Il existe donc de nombreuses similarités entre la situation actuelle de la zone euro et la situation japonaise au cours des années quatre-vingt-dix. Toutes deux sont associées à une profonde crise bancaire : l’économie japonaise fut le lieu d’éclatement d’une bulle immobilière domestique et elle subit en 1997 et 1998les répercussions des crises asiatique et russe, tandis que la crise en zone euro fut initialement déclenchée par l’éclatement de la bulle immobilière aux Etats-Unis ; la réaction des autorités européennes à la crise mondiale aboutit à une crise de la dette publique et une crise bancaire. La crise bancaire se traduit en zone euro par une contraction des bilans depuis le milieu de l’année 2010 et se caractérise par une réduction du crédit bancaire et par un resserrement des conditions de crédit comparables à celles observées au Japon. En outre, les banques ont subi le renforcement des règles prudentielles avec l’introduction des normes Bâle I en 1993 au Japon, puis actuellement Bâle III en Europe. Le relèvement des ratios de fonds propres et de liquidités, dans un contexte de dégradation des conditions de marché, impacte négativement le crédit bancaire en compliquant la capacité des banques européennes à lever des fonds. A l’instar des autorités japonaises hier, les gouvernements européens adoptent aujourd’hui des mesures d’austérité ; nombreux sont ceux ayant relevé leur taux de TVA. Les plans d’austérité adoptés par les gouvernements espagnol, italien et portugais dans un contexte de récession sont compromis par l’accroissement du poids de la dette publique. Comme au Japon, plusieurs mesures adoptées par les autorités publiques ont conduit à une aggravation de la crise. En outre, les multiples relèvements des taux directeurs opérés en juillet 2008, puis en avril et juillet 2011 apparaissent aberrants dans un contexte d’aggravation ou stagnation de la crise et d’inflation sous-jacente maîtrisée.

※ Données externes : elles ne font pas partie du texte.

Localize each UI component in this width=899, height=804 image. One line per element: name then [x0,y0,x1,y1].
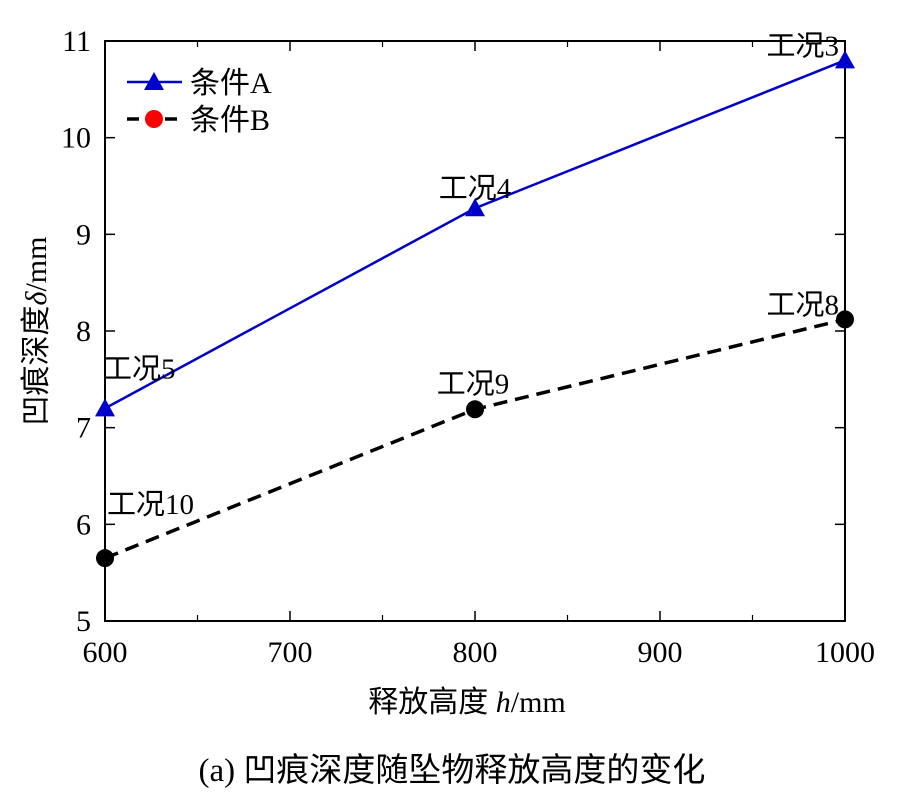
y-tick-label: 6 [76,508,91,541]
series-layer [95,50,855,568]
data-point-triangle [95,398,115,417]
point-label: 工况10 [107,489,194,521]
legend-label: 条件B [190,104,270,137]
point-label: 工况4 [439,173,512,205]
y-axis-title: 凹痕深度δ/mm [20,237,53,426]
x-tick-label: 700 [268,636,313,669]
y-tick-label: 5 [76,605,91,638]
legend-marker-triangle [144,72,164,90]
x-tick-label: 600 [83,636,128,669]
y-tick-label: 8 [76,315,91,348]
y-tick-label: 9 [76,218,91,251]
data-point-circle [96,549,114,568]
x-tick-label: 1000 [815,636,875,669]
data-point-circle [836,310,854,329]
point-label: 工况9 [437,368,510,400]
data-point-triangle [835,50,855,69]
figure-caption: (a) 凹痕深度随坠物释放高度的变化 [199,752,706,789]
x-tick-label: 900 [638,636,683,669]
x-axis-title: 释放高度 h/mm [368,686,566,719]
axis-ticks: 600 700 800 900 1000 5 6 7 8 9 10 11 [61,25,875,669]
legend-label: 条件A [190,67,272,100]
legend-marker-circle [145,110,163,128]
y-tick-label: 7 [76,412,91,445]
point-annotations: 工况5 工况4 工况3 工况10 工况9 工况8 [103,30,839,521]
legend: 条件A 条件B [127,67,272,137]
data-point-circle [466,400,484,419]
series-line [104,317,846,560]
point-label: 工况8 [766,289,839,321]
data-point-triangle [465,198,485,217]
x-tick-label: 800 [453,636,498,669]
y-tick-label: 11 [62,25,91,58]
y-tick-label: 10 [61,122,91,155]
point-label: 工况3 [766,30,839,62]
point-label: 工况5 [103,353,176,385]
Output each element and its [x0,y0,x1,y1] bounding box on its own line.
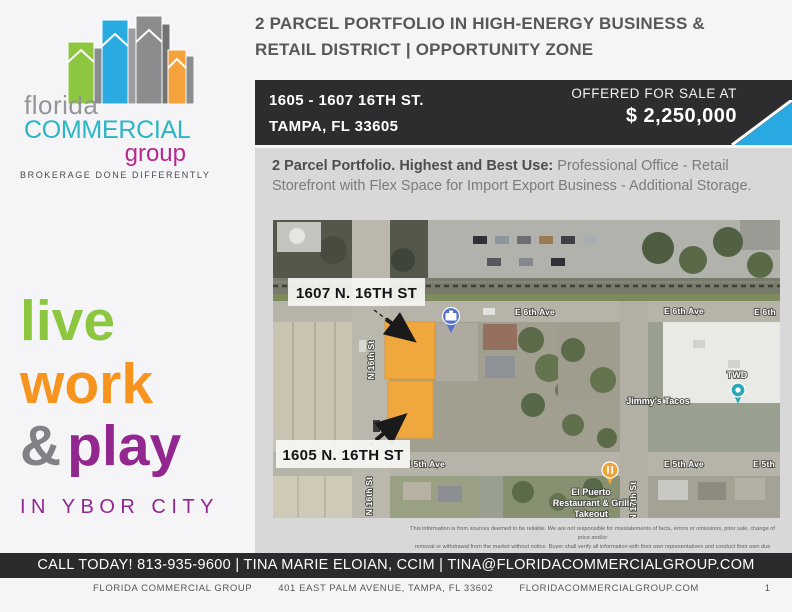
parcel-label-1605: 1605 N. 16TH ST [282,447,403,464]
brand-tagline: BROKERAGE DONE DIFFERENTLY [20,170,211,180]
buildings-logo-icon [67,15,194,104]
offer-bar: 1605 - 1607 16TH ST. TAMPA, FL 33605 OFF… [255,80,792,145]
offered-for-sale-label: OFFERED FOR SALE AT [571,86,737,101]
logo-word-group: group [124,140,186,167]
footer-website: FLORIDACOMMERCIALGROUP.COM [519,583,699,594]
parcel-highlight-1607 [384,321,436,380]
price-value: $ 2,250,000 [625,105,737,127]
word-ampersand: & [20,414,62,478]
logo-word-commercial: COMMERCIAL [24,116,191,144]
live-work-play-art: live work & play IN YBOR CITY [20,289,219,518]
offer-price-block: OFFERED FOR SALE AT $ 2,250,000 [571,86,737,128]
street-label-e6th-2: E 6th Ave [664,306,704,316]
poi-label-elpuerto-2: Restaurant & Grill [553,498,630,508]
restaurant-pin-icon [601,461,619,485]
company-logo: florida COMMERCIAL group BROKERAGE DONE … [0,0,250,190]
word-and-play: & play [20,418,219,475]
business-pin-icon [441,306,461,333]
word-play: play [67,414,182,478]
road-n-16th-st [352,220,390,518]
poi-label-twd: TWD [727,370,748,380]
street-label-n17th: N 17th St [628,482,638,518]
twd-pin-icon [730,382,746,404]
logo-word-florida: florida [24,90,99,120]
street-labels: E 6th Ave E 6th Ave E 6th E 5th Ave E 5t… [363,305,776,518]
corner-accent-triangle [731,100,792,145]
word-work: work [20,352,154,416]
content-panel: 2 Parcel Portfolio. Highest and Best Use… [255,148,792,560]
page-title: 2 PARCEL PORTFOLIO IN HIGH-ENERGY BUSINE… [255,11,790,64]
description-body: Professional Office - Retail Storefront … [272,158,752,195]
street-label-n16th-2: N 16th St [364,477,374,516]
aerial-map: E 6th Ave E 6th Ave E 6th E 5th Ave E 5t… [273,220,780,518]
road-n-17th-st [620,301,648,518]
property-address-line2: TAMPA, FL 33605 [269,117,399,135]
description-lead: 2 Parcel Portfolio. Highest and Best Use… [272,158,554,174]
parcel-label-1607: 1607 N. 16TH ST [296,285,417,302]
poi-label-elpuerto-1: El Puerto [571,487,611,497]
property-address: 1605 - 1607 16TH ST. TAMPA, FL 33605 [269,88,424,139]
parcel-callout-1607: 1607 N. 16TH ST [288,278,425,343]
word-live: live [20,289,116,353]
parcel-highlight-1605 [387,380,434,439]
map-disclaimer-line1: This information is from sources deemed … [410,526,775,542]
page-number: 1 [764,583,770,594]
poi-labels: Jimmy's Tacos TWD El Puerto Restaurant &… [552,369,749,518]
page-title-line1: 2 PARCEL PORTFOLIO IN HIGH-ENERGY BUSINE… [255,14,705,33]
street-label-e6th-3: E 6th [754,307,776,317]
street-label-e5th-1: E 5th Ave [405,459,445,469]
street-label-e5th-2: E 5th Ave [664,459,704,469]
word-in-ybor-city: IN YBOR CITY [20,496,219,518]
footer: FLORIDA COMMERCIAL GROUP 401 EAST PALM A… [0,583,792,594]
twd-building-roof [663,322,780,403]
contact-bar: CALL TODAY! 813-935-9600 | TINA MARIE EL… [0,553,792,578]
footer-address: 401 EAST PALM AVENUE, TAMPA, FL 33602 [278,583,494,594]
street-label-n16th-1: N 16th St [366,341,376,380]
street-label-e6th-1: E 6th Ave [515,307,555,317]
page-title-line2: RETAIL DISTRICT | OPPORTUNITY ZONE [255,40,594,60]
property-description: 2 Parcel Portfolio. Highest and Best Use… [272,156,780,197]
footer-company: FLORIDA COMMERCIAL GROUP [93,583,253,594]
poi-label-jimmys-tacos: Jimmy's Tacos [626,396,690,406]
parcel-callout-1605: 1605 N. 16TH ST [276,413,410,468]
poi-label-elpuerto-3: Takeout [574,509,608,518]
street-label-e5th-3: E 5th [753,459,775,469]
property-address-line1: 1605 - 1607 16TH ST. [269,92,424,109]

Les économies européennes présentent toutefois certains atouts par rapport au Japon des années quatre-vingt-dix. La zone euro profite tout d’abord d’un surcroît de compétitivité avec la dépréciation du taux de change réel favorable aux exportations. De plus, si les prix immobiliers diminuent en Espagne et Irlande, cette baisse n’est pas généralisée à l’ensemble de la zone euro, épargnant aux ménages européens une dévalorisation de leur patrimoine. Ensuite, les autorités publiques européennes ont rapidement procédé aux recapitalisations des établissements et garanti les crédits bancaires. La BCE s’est de son côté attelée à l’achat de covered bonds, puis de dette souveraine, tout en facilitant l’alimentation des banques en liquidité à travers l’assouplissement des opérations d’open market. Enfin, la crise étant mondiale, la zone euro n’est pas la seule à l’affronter. Les négociations menées à travers le G20 ont notamment permis d’adapter et accompagner la réaction des autorités européennes à la crise.

europe lost decade

D’autres aspects laissent au contraire envisager une plus grande gravité de la crise européenne en comparaison de l’épisode japonais. 94 % de la dette publique japonaise étant détenue par des agents résidents, l’économie insulaire n’a pas connu de crise de dette souveraine. La dette publique des pays européens est au contraire majoritairement financée par une épargne étrangère, plus volatile que l’épargne domestique. Ensuite, si le Japon présentait une unité fiscale, la zone euro présente en revanche une multiplicité de systèmes fiscaux, ce qui compromet d’éventuels transferts des pays les plus riches de la zone vers la périphérie.